Authors: Pedro de Oña

Pedro de Oña, born in the territory of the Viceroyalty of Peru, in Chilean Angol, is one of the most relevant Creole writers to understand the political and cultural transition from the 16th to the 17th century. He is especially remembered for continuing the epic saga of the Araucanians started by Alonso de Ercilla with his tamed Arauco (Lima, 1596); however, his second work, Temblor de Lima reveals both his political and literary virtues.
Since the facsimile edition of Toribio Medina, Temblor de Lima has been described as a failed work that is reduced to mere flattery and the treatment of an unpoetic matter. In a recent study, Sarissa Carneiro rightly describes Oña’s text in its exact dimension: that of a work that positions both the figure of the viceroy in times of adversity and the Peruvian Creole elite.

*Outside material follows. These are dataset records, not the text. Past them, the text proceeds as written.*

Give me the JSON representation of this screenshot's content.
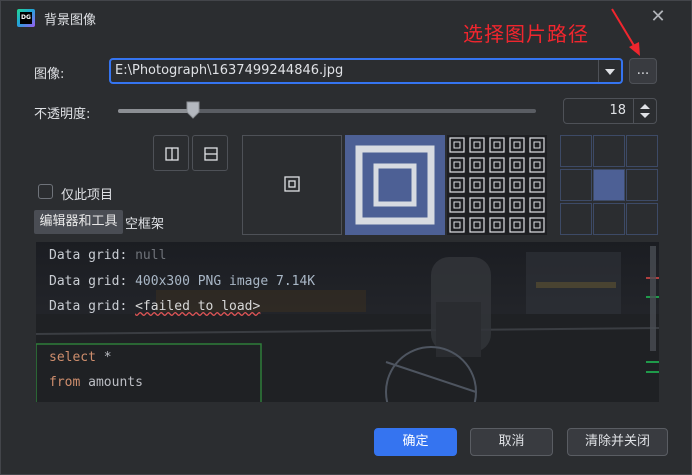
{
  "window": {
    "title": "背景图像",
    "app_icon_text": "DG"
  },
  "annotation": {
    "text": "选择图片路径",
    "color": "#f0262e"
  },
  "image_field": {
    "label": "图像:",
    "value": "E:\\Photograph\\1637499244846.jpg",
    "browse_label": "..."
  },
  "opacity": {
    "label": "不透明度:",
    "value": "18",
    "percent": 18
  },
  "this_project": {
    "label": "仅此项目",
    "checked": false
  },
  "target_tabs": {
    "editor_tools": "编辑器和工具",
    "empty_frame": "空框架"
  },
  "preview": {
    "lines": [
      {
        "key": "Data grid:",
        "value": "null",
        "style": "null"
      },
      {
        "key": "Data grid:",
        "value": "400x300 PNG image 7.14K",
        "style": "val"
      },
      {
        "key": "Data grid:",
        "value": "<failed to load>",
        "style": "err"
      }
    ],
    "sql": [
      {
        "kw": "select",
        "rest": " *"
      },
      {
        "kw": "from",
        "rest": " amounts"
      }
    ]
  },
  "buttons": {
    "ok": "确定",
    "cancel": "取消",
    "clear_close": "清除并关闭"
  },
  "colors": {
    "accent": "#3574f0",
    "selected_tile": "#4d6095",
    "background": "#2b2d30"
  }
}
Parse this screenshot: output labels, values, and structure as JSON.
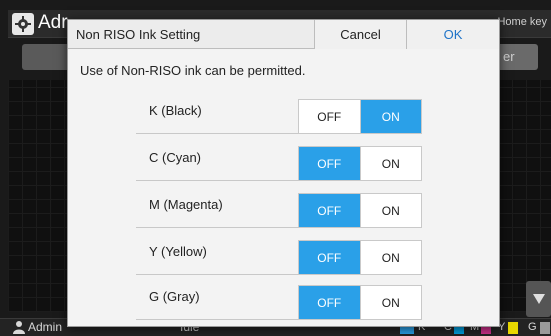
{
  "background": {
    "screen_title": "Adr",
    "home_key": "Home key",
    "right_button": "er",
    "user": "Admin",
    "status": "Idle",
    "ink_indicators": [
      {
        "label": "K",
        "color": "#2aa0e8"
      },
      {
        "label": "C",
        "color": "#00a0e0"
      },
      {
        "label": "M",
        "color": "#d0308c"
      },
      {
        "label": "Y",
        "color": "#e8d800"
      },
      {
        "label": "G",
        "color": "#9a9a9a"
      }
    ]
  },
  "dialog": {
    "title": "Non RISO Ink Setting",
    "cancel": "Cancel",
    "ok": "OK",
    "description": "Use of Non-RISO ink can be permitted.",
    "off_label": "OFF",
    "on_label": "ON",
    "rows": [
      {
        "label": "K (Black)",
        "value": "ON"
      },
      {
        "label": "C (Cyan)",
        "value": "OFF"
      },
      {
        "label": "M (Magenta)",
        "value": "OFF"
      },
      {
        "label": "Y (Yellow)",
        "value": "OFF"
      },
      {
        "label": "G (Gray)",
        "value": "OFF"
      }
    ]
  },
  "colors": {
    "accent": "#2aa0e8",
    "ok_text": "#1e73c8"
  }
}
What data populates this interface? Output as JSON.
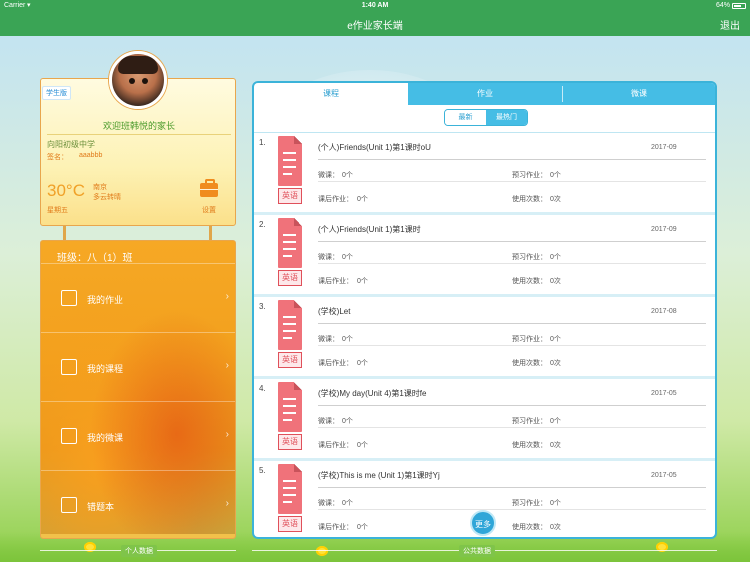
{
  "status_bar": {
    "carrier": "Carrier",
    "time": "1:40 AM",
    "battery": "64%"
  },
  "nav": {
    "title": "e作业家长端",
    "logout": "退出"
  },
  "profile": {
    "role_badge": "学生版",
    "welcome": "欢迎班韩悦的家长",
    "school": "向阳初级中学",
    "signature_label": "签名：",
    "signature_value": "aaabbb",
    "temperature": "30°C",
    "city": "南京",
    "weather": "多云转晴",
    "weekday": "星期五",
    "settings_label": "设置"
  },
  "menu": {
    "class_name": "班级：八（1）班",
    "items": [
      {
        "label": "我的作业",
        "icon": "edit-icon"
      },
      {
        "label": "我的课程",
        "icon": "document-icon"
      },
      {
        "label": "我的微课",
        "icon": "video-icon"
      },
      {
        "label": "错题本",
        "icon": "notebook-icon"
      }
    ]
  },
  "tabs": [
    {
      "label": "课程",
      "active": true
    },
    {
      "label": "作业",
      "active": false
    },
    {
      "label": "微课",
      "active": false
    }
  ],
  "filter": {
    "newest": "最新",
    "hottest": "最热门",
    "selected": "最热门"
  },
  "stat_labels": {
    "micro": "微课：",
    "preview": "预习作业：",
    "after": "课后作业：",
    "usage": "使用次数："
  },
  "courses": [
    {
      "index": "1.",
      "subject": "英语",
      "title": "(个人)Friends(Unit 1)第1课时oU",
      "date": "2017-09",
      "micro": "0个",
      "preview": "0个",
      "after": "0个",
      "usage": "0次"
    },
    {
      "index": "2.",
      "subject": "英语",
      "title": "(个人)Friends(Unit 1)第1课时",
      "date": "2017-09",
      "micro": "0个",
      "preview": "0个",
      "after": "0个",
      "usage": "0次"
    },
    {
      "index": "3.",
      "subject": "英语",
      "title": "(学校)Let",
      "date": "2017-08",
      "micro": "0个",
      "preview": "0个",
      "after": "0个",
      "usage": "0次"
    },
    {
      "index": "4.",
      "subject": "英语",
      "title": "(学校)My day(Unit 4)第1课时fe",
      "date": "2017-05",
      "micro": "0个",
      "preview": "0个",
      "after": "0个",
      "usage": "0次"
    },
    {
      "index": "5.",
      "subject": "英语",
      "title": "(学校)This is me (Unit 1)第1课时Yj",
      "date": "2017-05",
      "micro": "0个",
      "preview": "0个",
      "after": "0个",
      "usage": "0次"
    }
  ],
  "more_button": "更多",
  "bottom": {
    "personal": "个人数据",
    "public": "公共数据"
  },
  "colors": {
    "nav_green": "#3aa455",
    "accent_blue": "#45bde5",
    "subject_red": "#f0727a",
    "menu_orange": "#f2a01d"
  }
}
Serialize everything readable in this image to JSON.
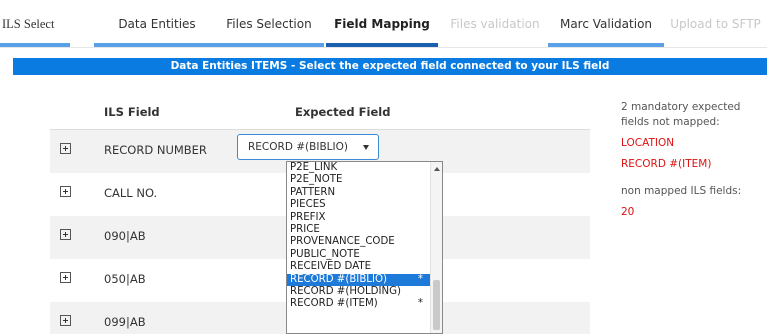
{
  "tabs": [
    {
      "label": "ILS Select",
      "state": "done"
    },
    {
      "label": "Data Entities",
      "state": "done"
    },
    {
      "label": "Files Selection",
      "state": "done"
    },
    {
      "label": "Field Mapping",
      "state": "current"
    },
    {
      "label": "Files validation",
      "state": "disabled"
    },
    {
      "label": "Marc Validation",
      "state": "done"
    },
    {
      "label": "Upload to SFTP",
      "state": "disabled"
    }
  ],
  "section": {
    "title": "Data Entities ITEMS - Select the expected field connected to your ILS field"
  },
  "table": {
    "col_ils": "ILS Field",
    "col_expected": "Expected Field",
    "rows": [
      {
        "ils": "RECORD NUMBER"
      },
      {
        "ils": "CALL NO."
      },
      {
        "ils": "090|AB"
      },
      {
        "ils": "050|AB"
      },
      {
        "ils": "099|AB"
      }
    ]
  },
  "select": {
    "value": "RECORD #(BIBLIO)"
  },
  "dropdown": {
    "options": [
      "P2E_LINK",
      "P2E_NOTE",
      "PATTERN",
      "PIECES",
      "PREFIX",
      "PRICE",
      "PROVENANCE_CODE",
      "PUBLIC_NOTE",
      "RECEIVED DATE",
      "RECORD #(BIBLIO)",
      "RECORD #(HOLDING)",
      "RECORD #(ITEM)"
    ],
    "selected": "RECORD #(BIBLIO)",
    "option_marks": [
      "",
      "",
      "",
      "",
      "",
      "",
      "",
      "",
      "",
      "*",
      "",
      "*"
    ]
  },
  "summary": {
    "mandatory_text": "2 mandatory expected fields not mapped:",
    "mandatory_fields": [
      "LOCATION",
      "RECORD #(ITEM)"
    ],
    "non_mapped_text": "non mapped ILS fields:",
    "non_mapped_count": "20"
  },
  "colors": {
    "accent": "#0a7be0",
    "current_step": "#1a5fb0",
    "done_step": "#5aa0e6",
    "warning": "#dd1111"
  }
}
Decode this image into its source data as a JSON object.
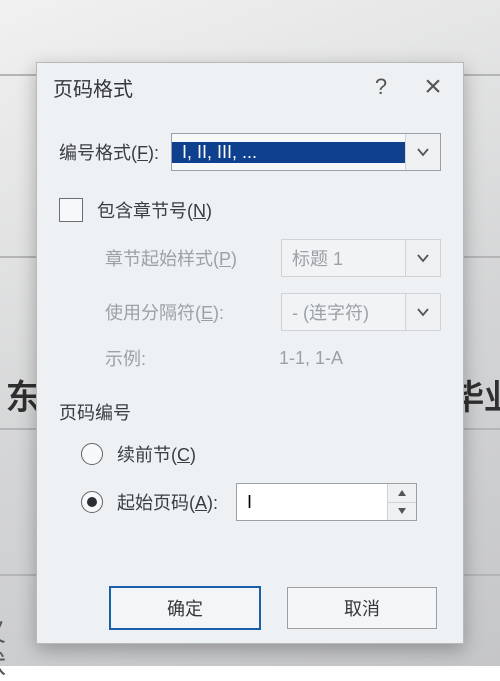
{
  "background": {
    "textLeft": "东",
    "textRight": "毕业论"
  },
  "dialog": {
    "title": "页码格式",
    "help": "?",
    "close": "×",
    "numberFormat": {
      "label": "编号格式(<u>F</u>):",
      "value": "I, II, III, ..."
    },
    "includeChapter": {
      "label": "包含章节号(<u>N</u>)",
      "checked": false
    },
    "chapterStart": {
      "label": "章节起始样式(<u>P</u>)",
      "value": "标题 1"
    },
    "separator": {
      "label": "使用分隔符(<u>E</u>):",
      "value": "-  (连字符)"
    },
    "example": {
      "label": "示例:",
      "value": "1-1, 1-A"
    },
    "section": "页码编号",
    "continue": {
      "label": "续前节(<u>C</u>)"
    },
    "startAt": {
      "label": "起始页码(<u>A</u>):",
      "value": "I"
    },
    "ok": "确定",
    "cancel": "取消"
  }
}
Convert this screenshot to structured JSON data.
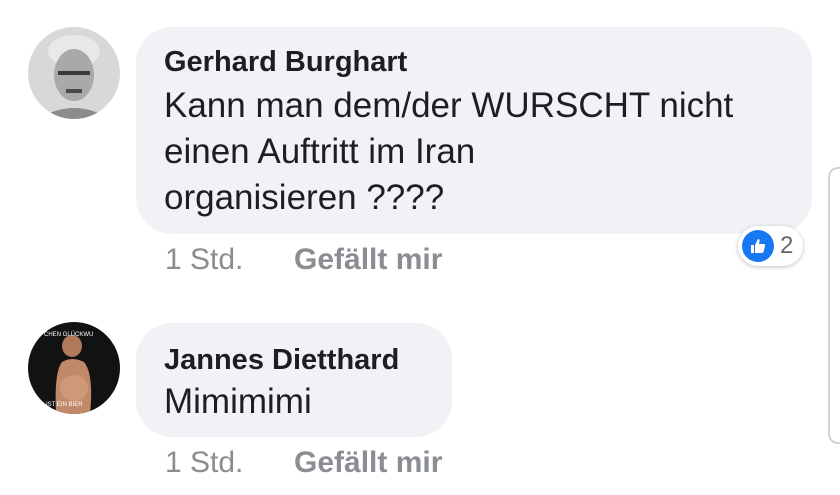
{
  "comments": [
    {
      "author": "Gerhard Burghart",
      "text": "Kann man dem/der WURSCHT nicht einen Auftritt im Iran organisieren ????",
      "lines": [
        "Kann man dem/der WURSCHT nicht",
        "einen Auftritt im Iran",
        "organisieren ????"
      ],
      "time": "1 Std.",
      "like_label": "Gefällt mir",
      "reactions": {
        "icon": "like-icon",
        "count": "2"
      }
    },
    {
      "author": "Jannes Dietthard",
      "text": "Mimimimi",
      "lines": [
        "Mimimimi"
      ],
      "time": "1 Std.",
      "like_label": "Gefällt mir",
      "avatar_overlay": {
        "top": "CHEN GLÜCKWU",
        "bottom": "IST EIN BIER"
      }
    }
  ],
  "colors": {
    "bubble": "#f0f2f5",
    "like_blue": "#1877f2",
    "meta_gray": "#8a8d91"
  }
}
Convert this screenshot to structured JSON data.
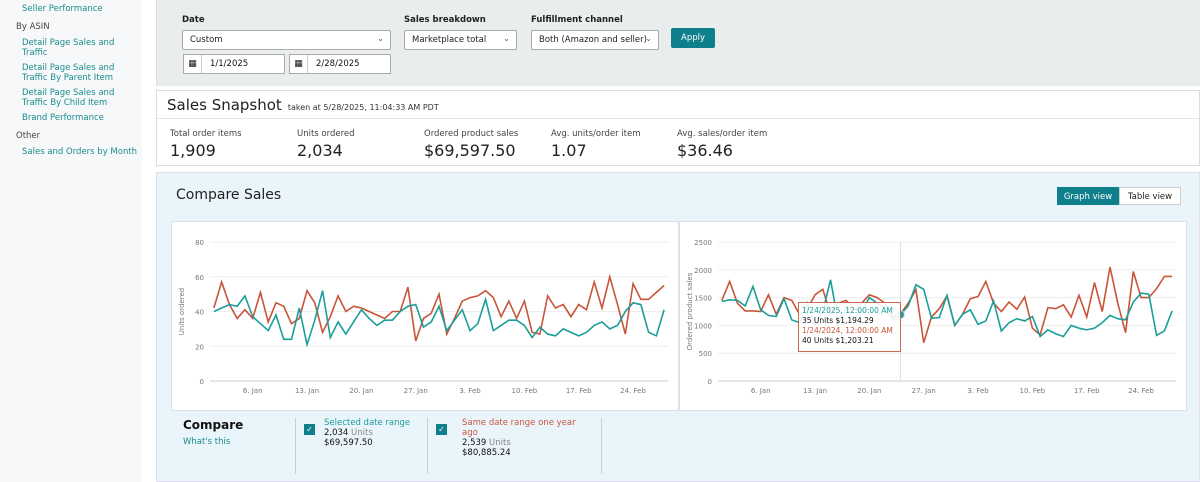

Its dialogic structure, between the shepherds Arcelo and Daricio, recalls the Neronian bucolic tradition of Tito Calpurnio Siculus. In this Sicilian tradition it was common for shepherds to lecture on various natural disasters: volcanic eruptions, earthquakes, and comet transits. These were for the mentality of the time (which was inherited until the Lima of the seventeenth century) unmistakable signs of divine anger that heralded social political changes. Temblor de Lima is ascribed to the corpus of American epic poetry insofar as its ideal recipient is the highest authority, the viceroy. Its presence in the American letters warns, without a doubt, about the capacity that the peoples of the South of America have had since ancient times to overcome natural phenomena.